The button click code is auto-generated code when you double-click on a button in xaml.
In the "Branch.xaml.cs" file, the code for button click is as follows:
private void rbtn_Location_Click(object sender, RoutedEventArgs e)
{
Location location = new Location();
location.Show();
}
Location is a custom class which opens a window with 3 list boxes
Thanks, any help is appreciated.
I'm using WPF application on C# 4.0 & Visual Studio 2010.

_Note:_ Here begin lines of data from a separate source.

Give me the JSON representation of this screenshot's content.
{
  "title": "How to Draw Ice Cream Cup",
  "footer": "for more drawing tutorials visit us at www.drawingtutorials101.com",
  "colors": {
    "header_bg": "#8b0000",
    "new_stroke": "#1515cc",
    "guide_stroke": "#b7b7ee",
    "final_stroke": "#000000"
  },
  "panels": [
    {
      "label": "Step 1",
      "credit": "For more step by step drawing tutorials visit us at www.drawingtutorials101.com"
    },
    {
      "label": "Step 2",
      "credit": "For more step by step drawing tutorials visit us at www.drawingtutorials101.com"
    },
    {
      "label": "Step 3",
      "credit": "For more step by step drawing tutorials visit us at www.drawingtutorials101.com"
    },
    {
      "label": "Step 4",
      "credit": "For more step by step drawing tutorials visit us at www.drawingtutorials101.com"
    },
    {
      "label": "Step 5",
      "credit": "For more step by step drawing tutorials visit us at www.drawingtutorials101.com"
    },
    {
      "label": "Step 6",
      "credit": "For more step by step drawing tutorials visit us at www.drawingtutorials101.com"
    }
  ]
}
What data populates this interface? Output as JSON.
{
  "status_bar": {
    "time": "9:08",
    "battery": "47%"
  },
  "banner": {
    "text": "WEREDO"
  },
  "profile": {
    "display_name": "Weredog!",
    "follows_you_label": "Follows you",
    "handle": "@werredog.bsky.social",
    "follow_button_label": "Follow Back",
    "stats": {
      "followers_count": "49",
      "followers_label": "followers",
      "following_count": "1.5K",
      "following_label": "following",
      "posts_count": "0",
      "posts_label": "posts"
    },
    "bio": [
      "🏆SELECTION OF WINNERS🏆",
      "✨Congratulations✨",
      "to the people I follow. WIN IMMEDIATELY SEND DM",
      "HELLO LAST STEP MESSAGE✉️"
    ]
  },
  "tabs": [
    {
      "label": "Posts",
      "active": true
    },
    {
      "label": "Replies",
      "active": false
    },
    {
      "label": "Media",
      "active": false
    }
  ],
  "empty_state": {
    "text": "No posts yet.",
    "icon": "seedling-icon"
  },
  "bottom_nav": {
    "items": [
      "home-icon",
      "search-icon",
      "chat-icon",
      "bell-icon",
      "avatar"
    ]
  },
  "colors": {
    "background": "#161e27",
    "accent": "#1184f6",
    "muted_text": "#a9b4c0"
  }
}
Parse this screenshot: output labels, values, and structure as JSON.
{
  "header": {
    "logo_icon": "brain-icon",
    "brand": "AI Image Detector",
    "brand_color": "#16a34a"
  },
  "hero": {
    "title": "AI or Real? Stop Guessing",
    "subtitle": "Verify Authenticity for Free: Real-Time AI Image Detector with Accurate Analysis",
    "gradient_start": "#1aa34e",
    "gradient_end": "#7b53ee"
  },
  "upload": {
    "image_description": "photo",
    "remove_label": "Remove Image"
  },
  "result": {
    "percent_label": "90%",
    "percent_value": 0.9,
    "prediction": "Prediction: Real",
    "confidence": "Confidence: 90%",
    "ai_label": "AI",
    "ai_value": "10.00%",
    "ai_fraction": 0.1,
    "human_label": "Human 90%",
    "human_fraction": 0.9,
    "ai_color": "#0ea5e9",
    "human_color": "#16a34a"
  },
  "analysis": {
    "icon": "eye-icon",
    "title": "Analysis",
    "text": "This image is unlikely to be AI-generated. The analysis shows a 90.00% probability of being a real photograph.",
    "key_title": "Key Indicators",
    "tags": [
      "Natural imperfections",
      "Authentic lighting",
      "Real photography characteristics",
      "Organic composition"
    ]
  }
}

You could create a field in your main window which holds a reference to the location window if there is any, in the button click handler check if the field is null and if it is create a new window and store it in the field, if not call Activate on the window in the field. You also would have to subscribe to the Closed event of the location window to clear out the reference again when the location window is gone.
Edit: Concrete example:
private LocationWindow locationWindow;
private void Button1_Click(object sender, RoutedEventArgs e)
{
if (locationWindow == null)
{
locationWindow = new LocationWindow();
locationWindow.Closed += (s, _) => locationWindow = null;
locationWindow.Show();
}
else
{
locationWindow.Activate();
}
}
Application.Current.Windows collection holds reference for all windows for current AppDomain. You can check for your window in that collection and if it founds your window then call Activate for that window else create new Window. This will get you going -
private void rbtn_Location_Click(object sender, RoutedEventArgs e)
{
Window window = Application.Current.Windows.OfType<Window>().Where(win => win.Name == "LocationWindow").FirstOrDefault();
if(window == null)
{
Location location = new Location();
location.Show();
}
else
{
window.Activate();
}
}
Make sure you provide your window a x:Name as LocationWindow to make it work.
<Window x:Name="LocationWindow">
</Window>
Also include namespace System.Linq in your code behind.